С подобной точкой зрения будет полемизировать В. Б. Шкловский, указывающий на иные — именно сюжетные! — принципы связи чеховского большого жанра: “Сюжет, основанный на случайности, на занимательном происшествии, Чехов отвергал. Литературовед М. А. Рыбникова писала по поводу повести А. Чехова „Мужики“… <далее следует цитата. – И. С.> Все это, конечно, неправильно. Чехов не собирался и не думал писать такую повесть, в которой каждый момент немедленно получал бы сюжетную развязку. Этого не найдем мы ни в „Мужиках“, ни в „Степи“. Недоумение Рыбниковой принадлежит не ей одной. Рассказы Чехова казались несвязными и критику Змиеву (Булгакову), и Н. Михайловскому. Но у Чехова несвязанность элементов повествования только кажущаяся. Действие не должно у него происходить в одной семье, при помощи анализа деталей он охватывает сюжетной канвой всю широко написанную картину”.

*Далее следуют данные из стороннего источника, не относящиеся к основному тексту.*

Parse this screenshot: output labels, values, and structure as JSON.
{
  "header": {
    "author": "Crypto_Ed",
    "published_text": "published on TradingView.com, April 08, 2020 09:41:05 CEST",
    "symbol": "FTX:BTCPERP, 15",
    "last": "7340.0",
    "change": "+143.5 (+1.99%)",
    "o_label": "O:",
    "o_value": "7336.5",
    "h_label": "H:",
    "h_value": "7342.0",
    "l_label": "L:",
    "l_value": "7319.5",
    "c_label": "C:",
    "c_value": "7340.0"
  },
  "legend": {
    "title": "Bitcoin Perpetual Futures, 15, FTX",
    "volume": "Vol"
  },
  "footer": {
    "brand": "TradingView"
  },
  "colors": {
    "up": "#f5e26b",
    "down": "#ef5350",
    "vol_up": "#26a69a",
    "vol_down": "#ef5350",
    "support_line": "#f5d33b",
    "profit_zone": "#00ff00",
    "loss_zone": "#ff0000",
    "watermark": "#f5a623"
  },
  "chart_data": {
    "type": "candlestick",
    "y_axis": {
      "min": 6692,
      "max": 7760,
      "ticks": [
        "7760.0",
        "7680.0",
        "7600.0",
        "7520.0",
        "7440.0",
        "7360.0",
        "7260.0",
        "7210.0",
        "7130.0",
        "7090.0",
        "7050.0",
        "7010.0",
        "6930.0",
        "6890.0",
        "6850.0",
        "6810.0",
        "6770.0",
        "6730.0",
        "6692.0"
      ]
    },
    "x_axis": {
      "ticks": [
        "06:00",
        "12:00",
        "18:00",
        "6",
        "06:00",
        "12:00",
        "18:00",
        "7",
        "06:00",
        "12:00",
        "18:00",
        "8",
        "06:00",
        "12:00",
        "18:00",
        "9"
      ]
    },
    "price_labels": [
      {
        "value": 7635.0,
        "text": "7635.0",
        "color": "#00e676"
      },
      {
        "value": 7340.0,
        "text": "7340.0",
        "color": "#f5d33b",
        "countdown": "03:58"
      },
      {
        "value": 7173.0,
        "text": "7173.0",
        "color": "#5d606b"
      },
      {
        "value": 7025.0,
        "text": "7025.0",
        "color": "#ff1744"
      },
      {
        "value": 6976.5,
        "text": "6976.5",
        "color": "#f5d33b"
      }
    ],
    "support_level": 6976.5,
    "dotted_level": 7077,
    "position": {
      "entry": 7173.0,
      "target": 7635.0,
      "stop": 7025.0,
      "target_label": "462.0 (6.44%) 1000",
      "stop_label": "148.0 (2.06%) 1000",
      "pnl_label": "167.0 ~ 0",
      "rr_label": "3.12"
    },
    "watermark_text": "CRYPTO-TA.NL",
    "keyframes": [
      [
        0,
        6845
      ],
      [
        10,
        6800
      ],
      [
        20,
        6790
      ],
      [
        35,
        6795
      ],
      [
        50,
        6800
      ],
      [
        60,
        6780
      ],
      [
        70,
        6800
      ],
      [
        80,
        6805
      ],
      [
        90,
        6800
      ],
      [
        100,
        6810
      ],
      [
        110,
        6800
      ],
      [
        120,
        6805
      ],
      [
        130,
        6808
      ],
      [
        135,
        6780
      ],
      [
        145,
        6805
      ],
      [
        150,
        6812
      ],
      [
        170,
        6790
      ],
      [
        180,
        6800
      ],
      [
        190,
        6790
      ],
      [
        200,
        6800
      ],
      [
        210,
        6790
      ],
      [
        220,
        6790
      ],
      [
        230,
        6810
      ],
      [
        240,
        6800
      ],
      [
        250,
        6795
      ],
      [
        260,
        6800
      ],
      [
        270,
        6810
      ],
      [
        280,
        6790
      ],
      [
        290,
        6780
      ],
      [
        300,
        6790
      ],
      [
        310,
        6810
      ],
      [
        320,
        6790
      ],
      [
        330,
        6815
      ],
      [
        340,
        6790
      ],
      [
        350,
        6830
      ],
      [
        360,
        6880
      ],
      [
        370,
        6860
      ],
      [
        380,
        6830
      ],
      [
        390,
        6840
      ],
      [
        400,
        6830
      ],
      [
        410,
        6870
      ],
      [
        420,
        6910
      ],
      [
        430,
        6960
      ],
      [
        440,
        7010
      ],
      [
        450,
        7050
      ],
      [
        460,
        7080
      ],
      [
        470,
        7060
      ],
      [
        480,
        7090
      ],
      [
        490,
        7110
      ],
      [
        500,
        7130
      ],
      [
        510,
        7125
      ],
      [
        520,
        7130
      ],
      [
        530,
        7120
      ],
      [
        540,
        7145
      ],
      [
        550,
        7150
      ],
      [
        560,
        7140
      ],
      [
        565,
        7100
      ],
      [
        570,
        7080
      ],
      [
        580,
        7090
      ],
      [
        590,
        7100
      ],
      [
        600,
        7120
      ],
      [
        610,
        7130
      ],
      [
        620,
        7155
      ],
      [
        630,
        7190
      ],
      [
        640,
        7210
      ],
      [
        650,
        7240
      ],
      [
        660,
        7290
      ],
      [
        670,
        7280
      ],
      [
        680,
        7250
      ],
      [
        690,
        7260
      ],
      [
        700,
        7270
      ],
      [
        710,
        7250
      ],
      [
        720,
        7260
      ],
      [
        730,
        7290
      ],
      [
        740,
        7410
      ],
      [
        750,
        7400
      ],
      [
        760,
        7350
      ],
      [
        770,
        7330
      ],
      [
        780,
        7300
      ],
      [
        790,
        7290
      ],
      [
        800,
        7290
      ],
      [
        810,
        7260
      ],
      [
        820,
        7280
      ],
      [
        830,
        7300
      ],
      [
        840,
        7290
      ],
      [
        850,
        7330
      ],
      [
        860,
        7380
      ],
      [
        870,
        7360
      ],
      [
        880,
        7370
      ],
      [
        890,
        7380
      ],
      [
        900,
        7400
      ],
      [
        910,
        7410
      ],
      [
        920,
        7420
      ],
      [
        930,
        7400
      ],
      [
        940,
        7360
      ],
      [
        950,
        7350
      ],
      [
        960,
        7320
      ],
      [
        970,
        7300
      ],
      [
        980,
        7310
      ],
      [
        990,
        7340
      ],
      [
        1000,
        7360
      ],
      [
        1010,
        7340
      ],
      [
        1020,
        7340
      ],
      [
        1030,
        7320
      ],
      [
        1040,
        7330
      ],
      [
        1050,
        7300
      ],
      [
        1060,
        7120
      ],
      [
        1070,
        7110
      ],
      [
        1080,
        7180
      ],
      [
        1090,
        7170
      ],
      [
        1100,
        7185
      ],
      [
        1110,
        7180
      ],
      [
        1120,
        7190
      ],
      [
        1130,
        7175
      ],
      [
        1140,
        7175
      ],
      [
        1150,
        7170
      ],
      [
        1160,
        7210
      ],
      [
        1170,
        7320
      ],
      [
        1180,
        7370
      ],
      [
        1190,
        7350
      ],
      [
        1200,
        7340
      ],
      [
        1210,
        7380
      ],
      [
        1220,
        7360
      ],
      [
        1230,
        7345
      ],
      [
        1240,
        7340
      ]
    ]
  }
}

Статья А. Г. Горнфельда, теоретика, переводчика, критика психологической школы, ученика А. Потебни, работавшего когда-то в журнале “Русское богатство” вместе с Михайловским, в отличие от рыбниковской, строится на полемике с той, уже давней, эпохой.

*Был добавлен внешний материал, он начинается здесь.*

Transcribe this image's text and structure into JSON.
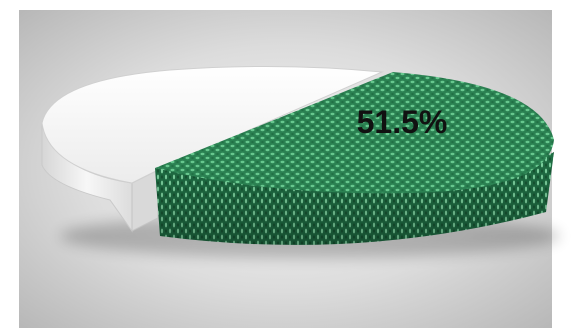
{
  "chart_data": {
    "type": "pie",
    "style": "3d",
    "slices": [
      {
        "value": 51.5,
        "label": "51.5%",
        "color": "#2e8a57",
        "pattern": "woven",
        "exploded": true
      },
      {
        "value": 48.5,
        "label": "",
        "color": "#f2f2f2",
        "pattern": "none",
        "exploded": true
      }
    ],
    "title": "",
    "legend": "none"
  },
  "colors": {
    "plot_background_center": "#f4f4f4",
    "plot_background_edge": "#bdbdbd",
    "green_accent": "#2e8a57",
    "light_slice": "#f2f2f2"
  }
}
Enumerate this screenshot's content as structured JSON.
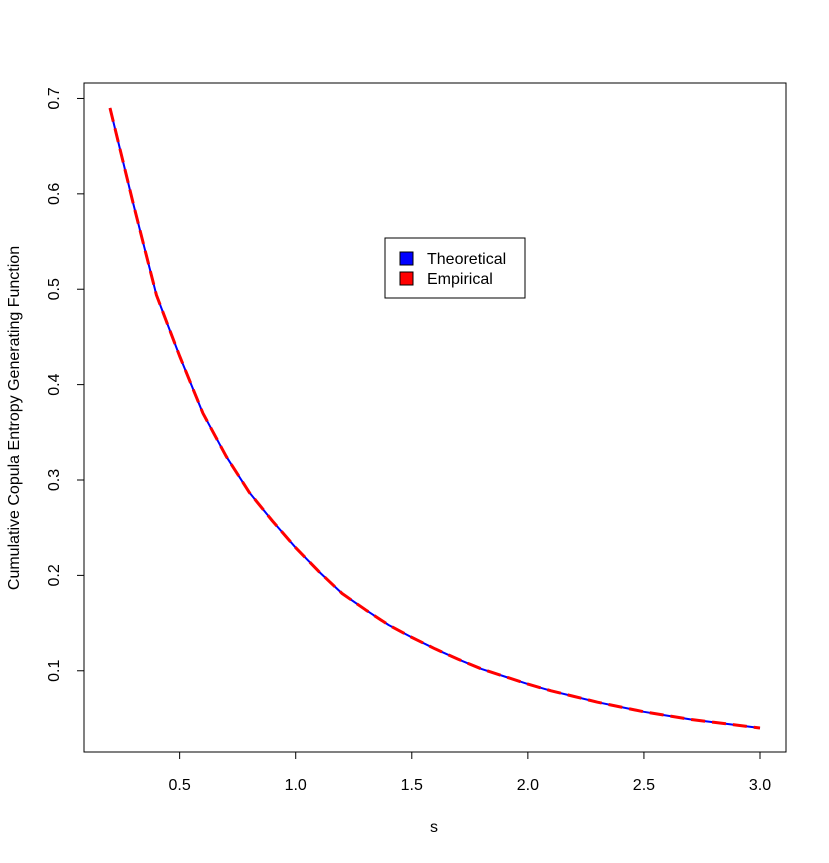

С исторической дистанции критик спорит со своим журнальным соратником о случайности тем и композиционной несобранности сюжетов чеховских рассказов.
“В „Палате № 6“ мы опять имеем бусы, да еще путаные” (Михайловский).
“Рассказ Чехова стоит перед нами — последовательный и цельный: его отдельные бусы, нимало не путаные, сомкнулись в законченное художественное создание” (Горнфельд).
Путь Чехова критик видит как движение от ранних финалов-неожиданностей, крутых и окончательных развязок, — к поздним финалам-размышлениям, ничтожеству всякого действия, всякого движения пред лицом спокойного течения жизни.
“Кончился рассказ Чехова, и мы расстаемся с его героем, чтобы сохранить в памяти его судьбу и его облик. В каком виде мы оставляем его, за каким делом? Всегда за одним: он думает. Думает тихо, без действий, без больших решений, обреченно, тоскливо, напряженно. Сложив руки, вернее, опустив руки, он думает. Самое слово это — излюбленное слово последней страницы, последних строк Чехова”.